As an example of why this might be necessary, recall that prior to the financial crisis no one entity understood the many ways in which the financial system had become dependent on credit default swaps (CDSs) for mortgage bonds. This dependence occurred across many different markets, instruments, and entities (e.g. CDSs were used to structure synthetic mortgage-backed securities that were then used as collateral in the interbank repo market). Dodd-Frank clearly envisions that regulators will work cooperatively through the FSOC to understand these interconnections and promote system-wide stability.
Congress has imposed on the SEC the heavy responsibility of adopting regulations that bring meaningful reform to the over-the-counter derivatives markets and help to prevent a repetition of the devastating financial crisis of 2008. The Commission has a responsibility to the American people to ensure that reckless derivative trading does not, once again, threaten the stability of the global financial system.

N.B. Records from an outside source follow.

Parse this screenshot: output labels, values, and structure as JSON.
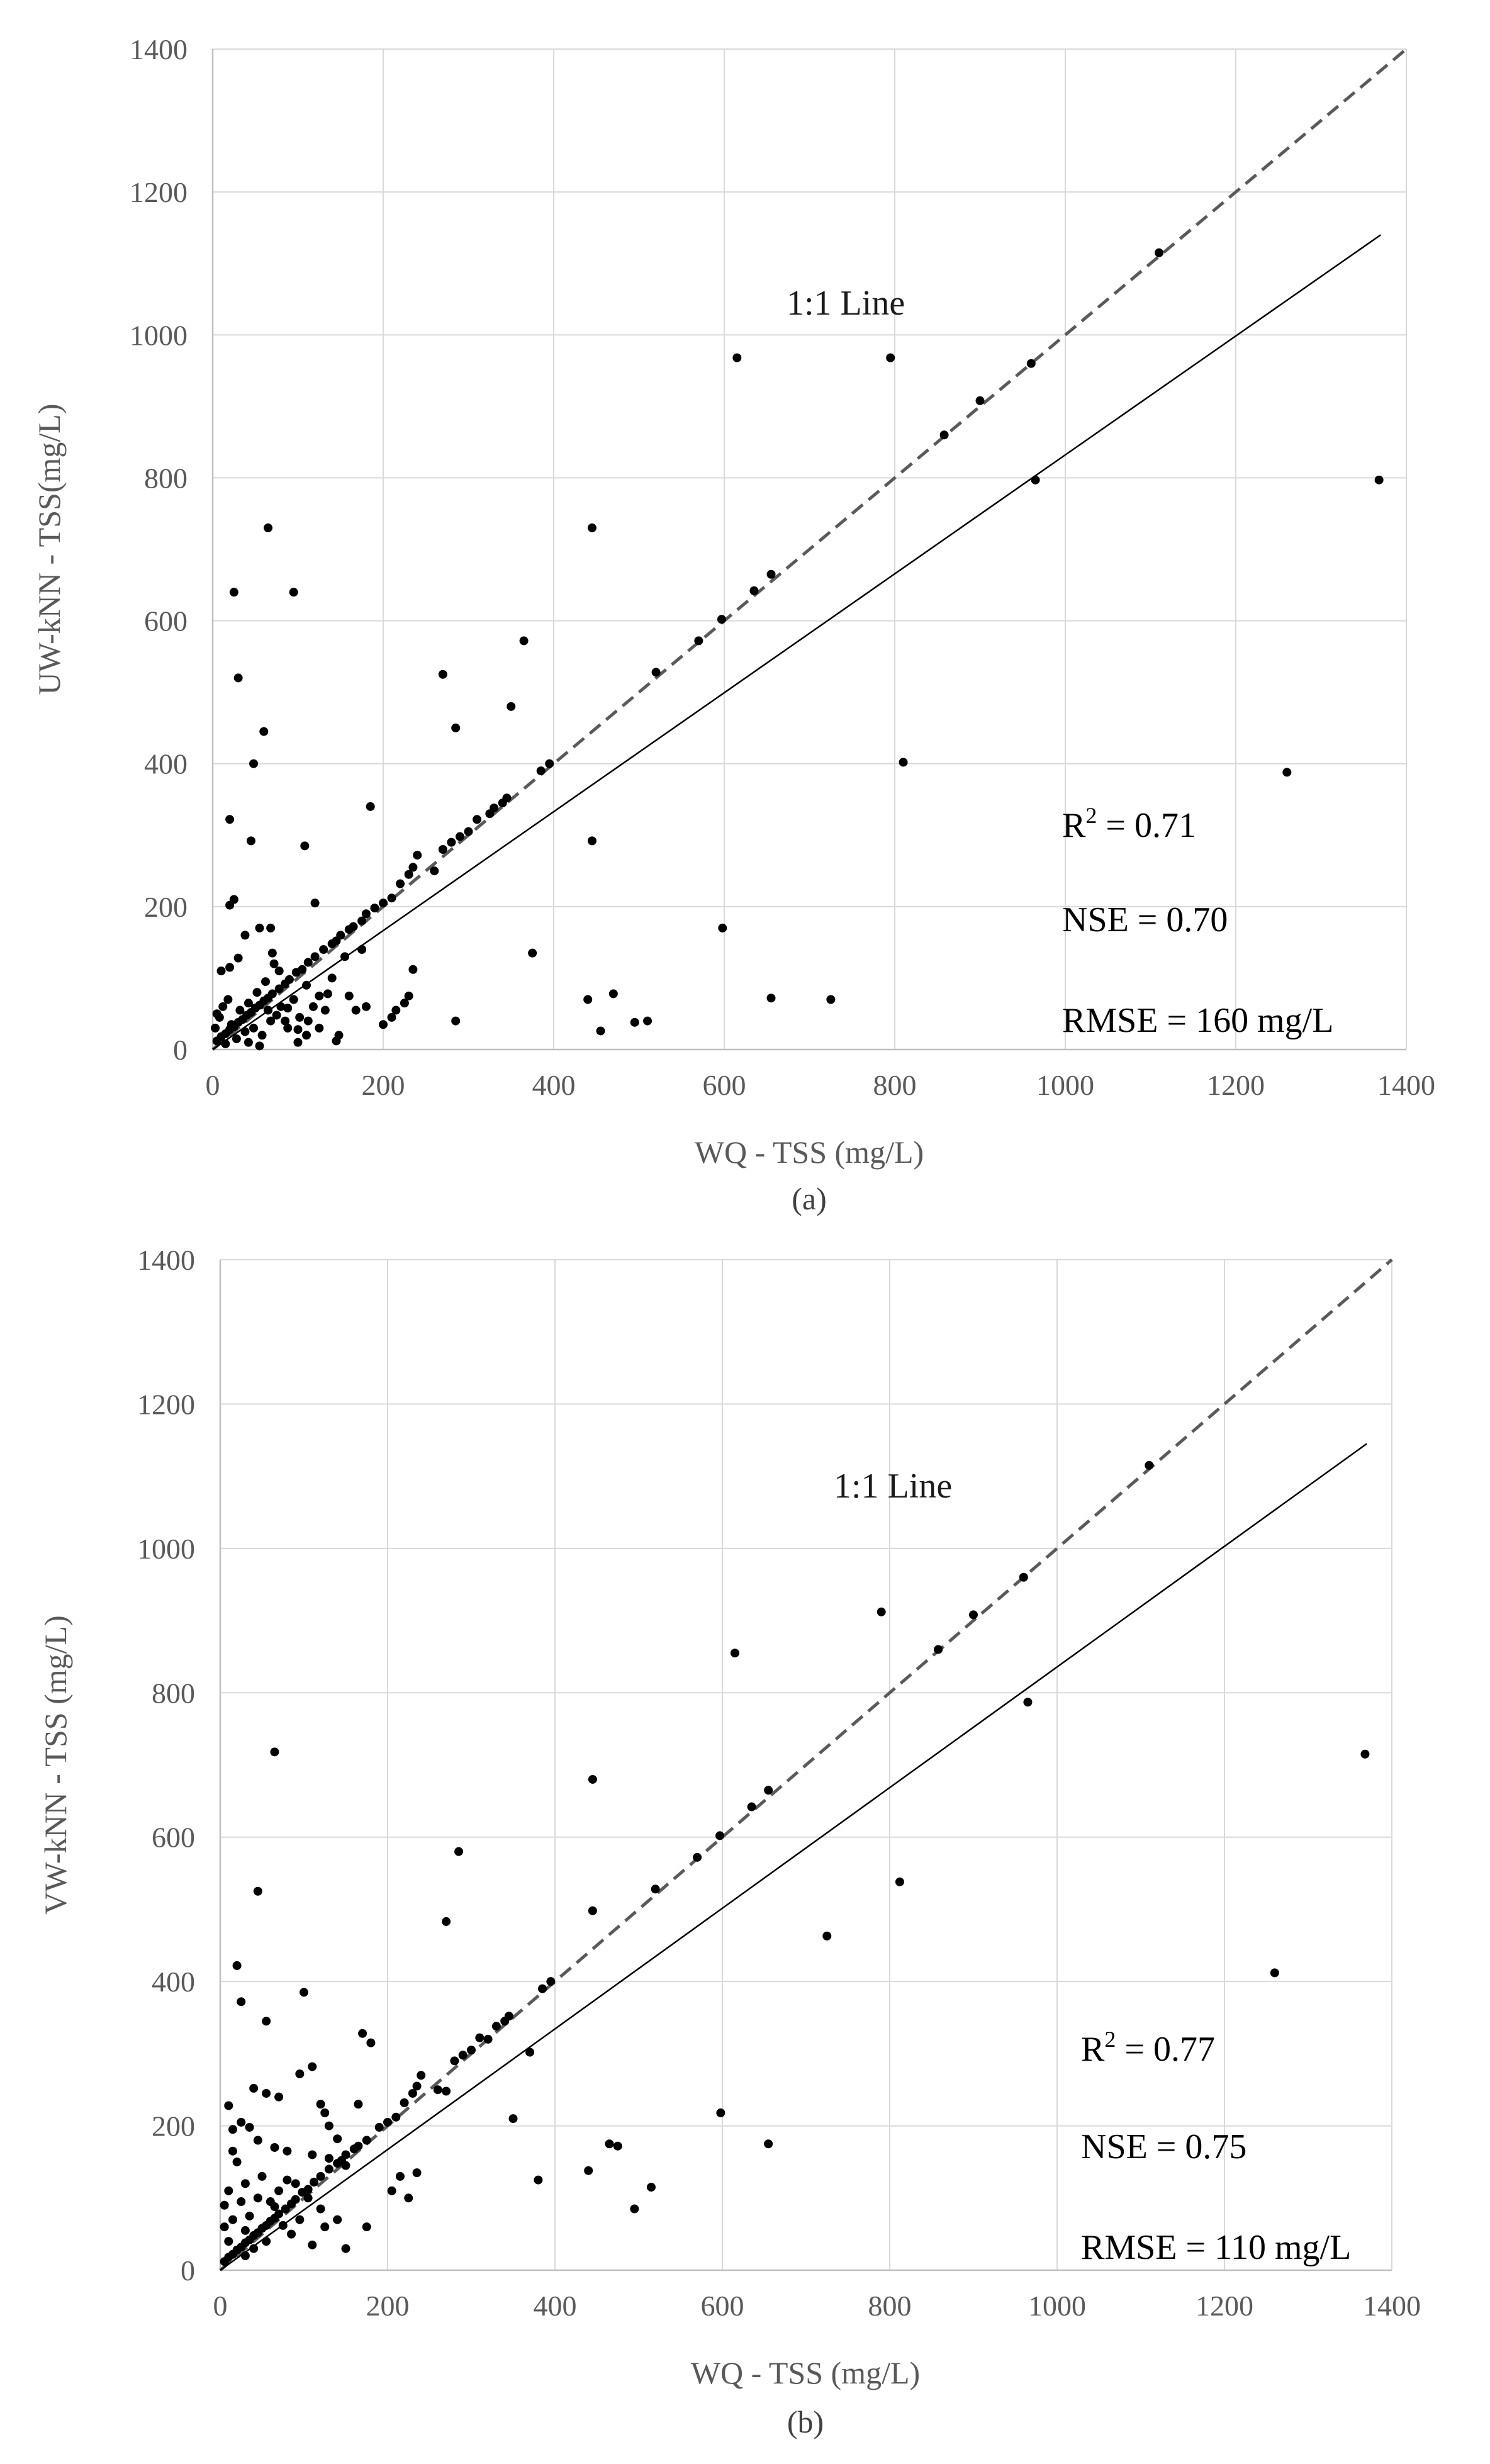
{
  "chart_data": [
    {
      "type": "scatter",
      "panel": "a",
      "caption": "(a)",
      "xlabel": "WQ - TSS (mg/L)",
      "ylabel": "UW-kNN - TSS(mg/L)",
      "xlim": [
        0,
        1400
      ],
      "ylim": [
        0,
        1400
      ],
      "xticks": [
        "0",
        "200",
        "400",
        "600",
        "800",
        "1000",
        "1200",
        "1400"
      ],
      "yticks": [
        "0",
        "200",
        "400",
        "600",
        "800",
        "1000",
        "1200",
        "1400"
      ],
      "one_to_one_label": "1:1 Line",
      "one_to_one": [
        [
          0,
          0
        ],
        [
          1400,
          1400
        ]
      ],
      "fit_line": [
        [
          0,
          0
        ],
        [
          1370,
          1140
        ]
      ],
      "stats": {
        "r2_prefix": "R",
        "r2_sup": "2",
        "r2_value": " = 0.71",
        "nse": "NSE = 0.70",
        "rmse": "RMSE = 160 mg/L"
      },
      "points": [
        [
          1110,
          1115
        ],
        [
          960,
          960
        ],
        [
          900,
          908
        ],
        [
          858,
          860
        ],
        [
          965,
          797
        ],
        [
          1368,
          797
        ],
        [
          810,
          402
        ],
        [
          1260,
          388
        ],
        [
          615,
          968
        ],
        [
          795,
          968
        ],
        [
          655,
          665
        ],
        [
          635,
          642
        ],
        [
          597,
          602
        ],
        [
          570,
          572
        ],
        [
          520,
          528
        ],
        [
          445,
          730
        ],
        [
          445,
          292
        ],
        [
          598,
          170
        ],
        [
          655,
          72
        ],
        [
          725,
          70
        ],
        [
          440,
          70
        ],
        [
          470,
          78
        ],
        [
          455,
          26
        ],
        [
          495,
          38
        ],
        [
          510,
          40
        ],
        [
          395,
          400
        ],
        [
          385,
          390
        ],
        [
          365,
          572
        ],
        [
          350,
          480
        ],
        [
          345,
          352
        ],
        [
          340,
          345
        ],
        [
          330,
          338
        ],
        [
          325,
          330
        ],
        [
          310,
          322
        ],
        [
          300,
          305
        ],
        [
          290,
          298
        ],
        [
          285,
          450
        ],
        [
          280,
          290
        ],
        [
          270,
          525
        ],
        [
          270,
          280
        ],
        [
          260,
          250
        ],
        [
          375,
          135
        ],
        [
          240,
          272
        ],
        [
          235,
          255
        ],
        [
          230,
          245
        ],
        [
          220,
          232
        ],
        [
          210,
          212
        ],
        [
          200,
          205
        ],
        [
          190,
          198
        ],
        [
          185,
          340
        ],
        [
          180,
          190
        ],
        [
          175,
          180
        ],
        [
          165,
          172
        ],
        [
          160,
          168
        ],
        [
          150,
          160
        ],
        [
          145,
          152
        ],
        [
          140,
          148
        ],
        [
          130,
          140
        ],
        [
          120,
          130
        ],
        [
          112,
          122
        ],
        [
          105,
          112
        ],
        [
          98,
          108
        ],
        [
          90,
          98
        ],
        [
          85,
          92
        ],
        [
          78,
          85
        ],
        [
          70,
          78
        ],
        [
          65,
          72
        ],
        [
          60,
          68
        ],
        [
          55,
          62
        ],
        [
          50,
          58
        ],
        [
          45,
          52
        ],
        [
          40,
          48
        ],
        [
          35,
          42
        ],
        [
          30,
          38
        ],
        [
          25,
          32
        ],
        [
          20,
          28
        ],
        [
          15,
          22
        ],
        [
          10,
          18
        ],
        [
          5,
          12
        ],
        [
          8,
          45
        ],
        [
          12,
          60
        ],
        [
          18,
          70
        ],
        [
          22,
          35
        ],
        [
          28,
          15
        ],
        [
          32,
          55
        ],
        [
          38,
          25
        ],
        [
          42,
          65
        ],
        [
          48,
          30
        ],
        [
          52,
          80
        ],
        [
          58,
          20
        ],
        [
          62,
          95
        ],
        [
          68,
          40
        ],
        [
          72,
          120
        ],
        [
          80,
          60
        ],
        [
          88,
          30
        ],
        [
          95,
          70
        ],
        [
          102,
          45
        ],
        [
          110,
          90
        ],
        [
          118,
          60
        ],
        [
          125,
          75
        ],
        [
          132,
          55
        ],
        [
          140,
          100
        ],
        [
          148,
          20
        ],
        [
          155,
          130
        ],
        [
          160,
          75
        ],
        [
          168,
          55
        ],
        [
          175,
          140
        ],
        [
          25,
          640
        ],
        [
          65,
          730
        ],
        [
          95,
          640
        ],
        [
          30,
          520
        ],
        [
          60,
          445
        ],
        [
          48,
          400
        ],
        [
          20,
          322
        ],
        [
          45,
          292
        ],
        [
          108,
          285
        ],
        [
          25,
          210
        ],
        [
          20,
          202
        ],
        [
          120,
          205
        ],
        [
          55,
          170
        ],
        [
          68,
          170
        ],
        [
          38,
          160
        ],
        [
          30,
          128
        ],
        [
          20,
          115
        ],
        [
          10,
          110
        ],
        [
          5,
          50
        ],
        [
          3,
          30
        ],
        [
          15,
          8
        ],
        [
          42,
          10
        ],
        [
          55,
          5
        ],
        [
          100,
          10
        ],
        [
          145,
          12
        ],
        [
          70,
          135
        ],
        [
          78,
          110
        ],
        [
          88,
          58
        ],
        [
          112,
          40
        ],
        [
          125,
          30
        ],
        [
          135,
          78
        ],
        [
          235,
          112
        ],
        [
          215,
          55
        ],
        [
          225,
          65
        ],
        [
          230,
          75
        ],
        [
          285,
          40
        ],
        [
          210,
          45
        ],
        [
          200,
          35
        ],
        [
          180,
          60
        ],
        [
          65,
          55
        ],
        [
          75,
          48
        ],
        [
          85,
          40
        ],
        [
          100,
          28
        ],
        [
          110,
          20
        ]
      ]
    },
    {
      "type": "scatter",
      "panel": "b",
      "caption": "(b)",
      "xlabel": "WQ - TSS (mg/L)",
      "ylabel": "VW-kNN - TSS (mg/L)",
      "xlim": [
        0,
        1400
      ],
      "ylim": [
        0,
        1400
      ],
      "xticks": [
        "0",
        "200",
        "400",
        "600",
        "800",
        "1000",
        "1200",
        "1400"
      ],
      "yticks": [
        "0",
        "200",
        "400",
        "600",
        "800",
        "1000",
        "1200",
        "1400"
      ],
      "one_to_one_label": "1:1 Line",
      "one_to_one": [
        [
          0,
          0
        ],
        [
          1400,
          1400
        ]
      ],
      "fit_line": [
        [
          0,
          0
        ],
        [
          1370,
          1145
        ]
      ],
      "stats": {
        "r2_prefix": "R",
        "r2_sup": "2",
        "r2_value": " = 0.77",
        "nse": "NSE = 0.75",
        "rmse": "RMSE = 110 mg/L"
      },
      "points": [
        [
          1110,
          1115
        ],
        [
          960,
          960
        ],
        [
          900,
          908
        ],
        [
          858,
          860
        ],
        [
          790,
          912
        ],
        [
          965,
          787
        ],
        [
          1368,
          715
        ],
        [
          1260,
          412
        ],
        [
          615,
          855
        ],
        [
          812,
          538
        ],
        [
          725,
          463
        ],
        [
          655,
          665
        ],
        [
          635,
          642
        ],
        [
          597,
          602
        ],
        [
          570,
          572
        ],
        [
          520,
          528
        ],
        [
          445,
          680
        ],
        [
          445,
          498
        ],
        [
          598,
          218
        ],
        [
          655,
          175
        ],
        [
          465,
          175
        ],
        [
          475,
          172
        ],
        [
          515,
          115
        ],
        [
          495,
          85
        ],
        [
          440,
          138
        ],
        [
          395,
          400
        ],
        [
          385,
          390
        ],
        [
          370,
          302
        ],
        [
          350,
          210
        ],
        [
          345,
          352
        ],
        [
          340,
          345
        ],
        [
          330,
          338
        ],
        [
          320,
          320
        ],
        [
          310,
          322
        ],
        [
          300,
          305
        ],
        [
          290,
          298
        ],
        [
          285,
          580
        ],
        [
          280,
          290
        ],
        [
          270,
          483
        ],
        [
          270,
          248
        ],
        [
          260,
          250
        ],
        [
          380,
          125
        ],
        [
          240,
          270
        ],
        [
          235,
          255
        ],
        [
          230,
          245
        ],
        [
          220,
          232
        ],
        [
          210,
          212
        ],
        [
          200,
          205
        ],
        [
          190,
          198
        ],
        [
          180,
          315
        ],
        [
          170,
          328
        ],
        [
          175,
          180
        ],
        [
          165,
          172
        ],
        [
          160,
          168
        ],
        [
          150,
          160
        ],
        [
          145,
          152
        ],
        [
          140,
          148
        ],
        [
          130,
          140
        ],
        [
          120,
          130
        ],
        [
          112,
          122
        ],
        [
          105,
          112
        ],
        [
          98,
          108
        ],
        [
          90,
          98
        ],
        [
          85,
          92
        ],
        [
          78,
          85
        ],
        [
          70,
          78
        ],
        [
          65,
          72
        ],
        [
          60,
          68
        ],
        [
          55,
          62
        ],
        [
          50,
          58
        ],
        [
          45,
          52
        ],
        [
          40,
          48
        ],
        [
          35,
          42
        ],
        [
          30,
          38
        ],
        [
          25,
          32
        ],
        [
          20,
          28
        ],
        [
          15,
          22
        ],
        [
          10,
          18
        ],
        [
          5,
          12
        ],
        [
          65,
          718
        ],
        [
          45,
          525
        ],
        [
          20,
          422
        ],
        [
          25,
          372
        ],
        [
          55,
          345
        ],
        [
          100,
          385
        ],
        [
          110,
          282
        ],
        [
          95,
          272
        ],
        [
          70,
          240
        ],
        [
          40,
          252
        ],
        [
          55,
          245
        ],
        [
          25,
          205
        ],
        [
          35,
          198
        ],
        [
          10,
          228
        ],
        [
          15,
          195
        ],
        [
          65,
          170
        ],
        [
          80,
          165
        ],
        [
          120,
          230
        ],
        [
          125,
          218
        ],
        [
          130,
          200
        ],
        [
          140,
          182
        ],
        [
          110,
          160
        ],
        [
          130,
          155
        ],
        [
          150,
          145
        ],
        [
          165,
          230
        ],
        [
          175,
          60
        ],
        [
          105,
          100
        ],
        [
          120,
          85
        ],
        [
          140,
          70
        ],
        [
          150,
          30
        ],
        [
          125,
          60
        ],
        [
          110,
          35
        ],
        [
          90,
          120
        ],
        [
          80,
          125
        ],
        [
          70,
          110
        ],
        [
          60,
          95
        ],
        [
          50,
          130
        ],
        [
          45,
          100
        ],
        [
          30,
          120
        ],
        [
          20,
          150
        ],
        [
          10,
          110
        ],
        [
          5,
          90
        ],
        [
          5,
          60
        ],
        [
          10,
          40
        ],
        [
          15,
          70
        ],
        [
          25,
          95
        ],
        [
          35,
          75
        ],
        [
          30,
          55
        ],
        [
          40,
          30
        ],
        [
          55,
          40
        ],
        [
          65,
          88
        ],
        [
          75,
          62
        ],
        [
          85,
          50
        ],
        [
          95,
          70
        ],
        [
          15,
          165
        ],
        [
          45,
          180
        ],
        [
          205,
          110
        ],
        [
          215,
          130
        ],
        [
          225,
          100
        ],
        [
          235,
          135
        ],
        [
          30,
          20
        ]
      ]
    }
  ]
}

We, therefore, urge the Commission to require clearing agencies to disclose detailed information about the swap or class of swaps it proposes to clear – and also to require the submission of publicly available information regarding the reasons why the clearing organization rejects a given swap or class of swaps for clearing In addition, AFR urges the Commission to include in the final rule the proposals that would allow for public comment on a clearing agency’s Security-Based Swap Submission and prevent evasion of the clearing requirement. Finally, AFR believes the Commission should avoid excessive dependence on private external validators for assessing the core elements in a Security-Based Swap submission, and should draw on the range of available data and technical expertise represented among the members of the Financial Stability Oversight Council (FSOC) in assessing the effects of clearing and performing market surveillance.